10,000 elderly forced to wait on hospital trolleys for nine hours
The bleak toll of suffering by elderly patients in overcrowded emergency departments is laid bare in new figures showing almost 10,000 frail people over 75 endured more than nine hours on a trolley.
The grim picture of patient distress in January and February shows how many of the nation's emergency departments are creaking at the seams.
It emerged last week that 2,669 of this vulnerable age group were languishing on trolleys for more than 24 hours - but the new figures from the HSE show the real extent of the risks faced by patients with multiple and complex illnesses cared for by over-stretched staff.

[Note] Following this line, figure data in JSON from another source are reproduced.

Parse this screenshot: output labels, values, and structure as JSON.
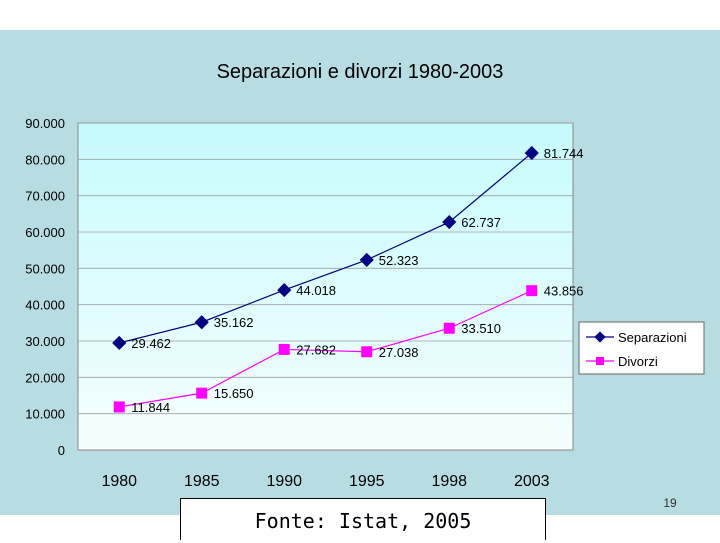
{
  "slide": {
    "page_number": "19",
    "source": "Fonte: Istat, 2005"
  },
  "chart_data": {
    "type": "line",
    "title": "Separazioni e divorzi 1980-2003",
    "categories": [
      "1980",
      "1985",
      "1990",
      "1995",
      "1998",
      "2003"
    ],
    "ylim": [
      0,
      90000
    ],
    "yticks": [
      0,
      10000,
      20000,
      30000,
      40000,
      50000,
      60000,
      70000,
      80000,
      90000
    ],
    "ytick_labels": [
      "0",
      "10.000",
      "20.000",
      "30.000",
      "40.000",
      "50.000",
      "60.000",
      "70.000",
      "80.000",
      "90.000"
    ],
    "grid": true,
    "legend_position": "right",
    "series": [
      {
        "name": "Separazioni",
        "color": "#000080",
        "marker": "diamond",
        "values": [
          29462,
          35162,
          44018,
          52323,
          62737,
          81744
        ],
        "labels": [
          "29.462",
          "35.162",
          "44.018",
          "52.323",
          "62.737",
          "81.744"
        ]
      },
      {
        "name": "Divorzi",
        "color": "#ff00ff",
        "marker": "square",
        "values": [
          11844,
          15650,
          27682,
          27038,
          33510,
          43856
        ],
        "labels": [
          "11.844",
          "15.650",
          "27.682",
          "27.038",
          "33.510",
          "43.856"
        ]
      }
    ]
  }
}
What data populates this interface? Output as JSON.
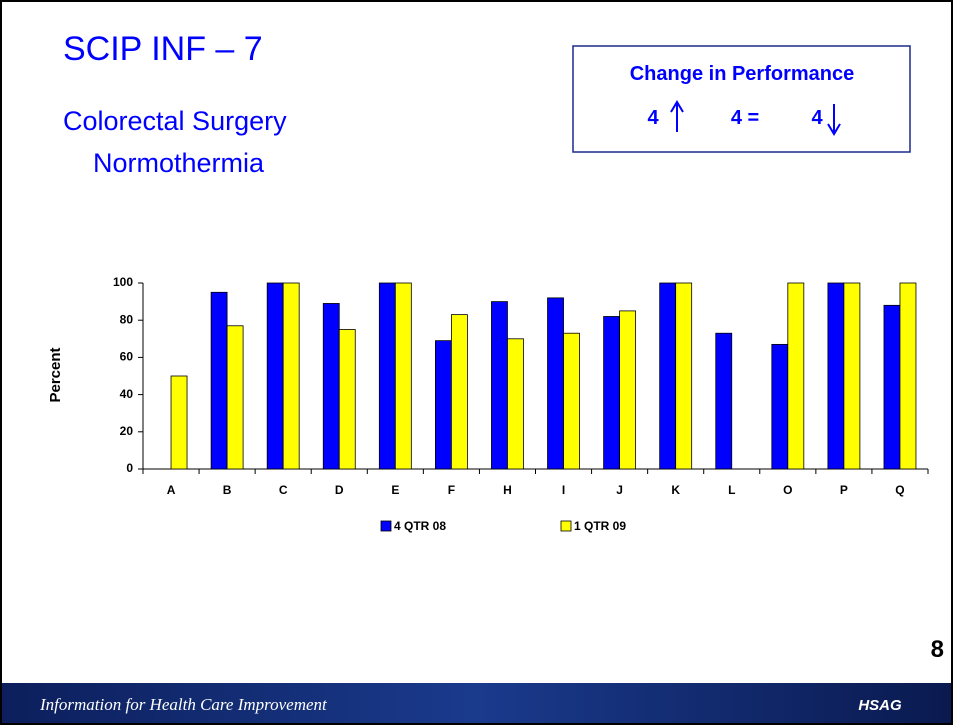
{
  "slide": {
    "title": "SCIP INF – 7",
    "subtitle_lines": [
      "Colorectal Surgery",
      "Normothermia"
    ],
    "box": {
      "title": "Change in Performance",
      "improved": "4",
      "same": "4 =",
      "declined": "4"
    },
    "page_number": "8",
    "footer": "Information for Health Care Improvement",
    "logo": "HSAG"
  },
  "chart_data": {
    "type": "bar",
    "y_label": "Percent",
    "categories": [
      "A",
      "B",
      "C",
      "D",
      "E",
      "F",
      "H",
      "I",
      "J",
      "K",
      "L",
      "O",
      "P",
      "Q"
    ],
    "series": [
      {
        "name": "4 QTR 08",
        "color": "#0000ff",
        "values": [
          null,
          95,
          100,
          89,
          100,
          69,
          90,
          92,
          82,
          100,
          73,
          67,
          100,
          88
        ]
      },
      {
        "name": "1 QTR 09",
        "color": "#ffff00",
        "values": [
          50,
          77,
          100,
          75,
          100,
          83,
          70,
          73,
          85,
          100,
          null,
          100,
          100,
          100
        ]
      }
    ],
    "ylim": [
      0,
      100
    ],
    "yticks": [
      0,
      20,
      40,
      60,
      80,
      100
    ],
    "grid": false,
    "legend": "bottom"
  }
}
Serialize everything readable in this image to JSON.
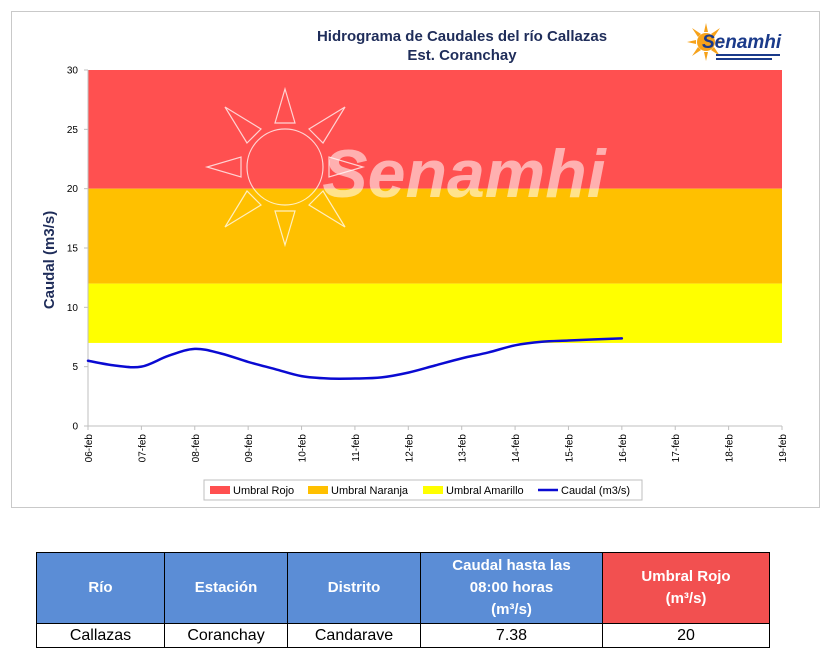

Most of the elderly were sick enough to need a hospital bed, while others were treated and sent home.
Hospitals with the worst record are Limerick and Connolly in Blanchardstown, Dublin, but the delays span emergency departments in counties across the country.
One in six patients who attend swamped emergency departments are now over 75 in some hospitals, with particularly high numbers of very elderly people in Mayo, Galway and Sligo.
Emergency consultants have warned that around 300-375 patients, particularly the elderly, are dying due to overcrowding annually because of risks such as greater infection and staff missing the signs of deterioration.
"In June 2012, the then Minister for Health, Dr James Reilly, launched the National Emergency Medicine Programme Report," a spokesperson for the Irish Association of Emergency Medicine said. "His government promised its implementation. That report set the standard that 95pc of patients would be seen and either discharged home or admitted to hospital within six hours of their registration in an emergency department and 100pc within nine hours."
Consultants have told Health Minister Simon Harris that if the Government sticks to its "anaemic" target of 2021 to have the majority of patients waiting on trolleys for no more than six hours, 1,750 people will needlessly die.
A spokesman for the Department of Health said there has been a disproportionate increase in emergency department attendances by patients aged 65 and over. "This segment of the population is projected to increase from 11 to 18pc of the population over the next 30 years. This age group have higher care needs," he said.
An extra €117m was provided to the HSE to relieve overcrowding, particularly over the 2015/16 winter period.
He added: "This funding has supported ongoing initiatives to expand hospital capacity, reduce hospital attendances and support timely patient discharges."
Meanwhile, it was confirmed the Government's €15m promised funding for the National Treatment Purchase Fund to provide treatments for public waiting list patients in private hospitals will not come through until 2017. More than 500,000 patients are on a waiting list for either surgery or an outpatient appointment.
It means hospitals which are already severely in the red will have to find the funds to try to make some headway in the backlog.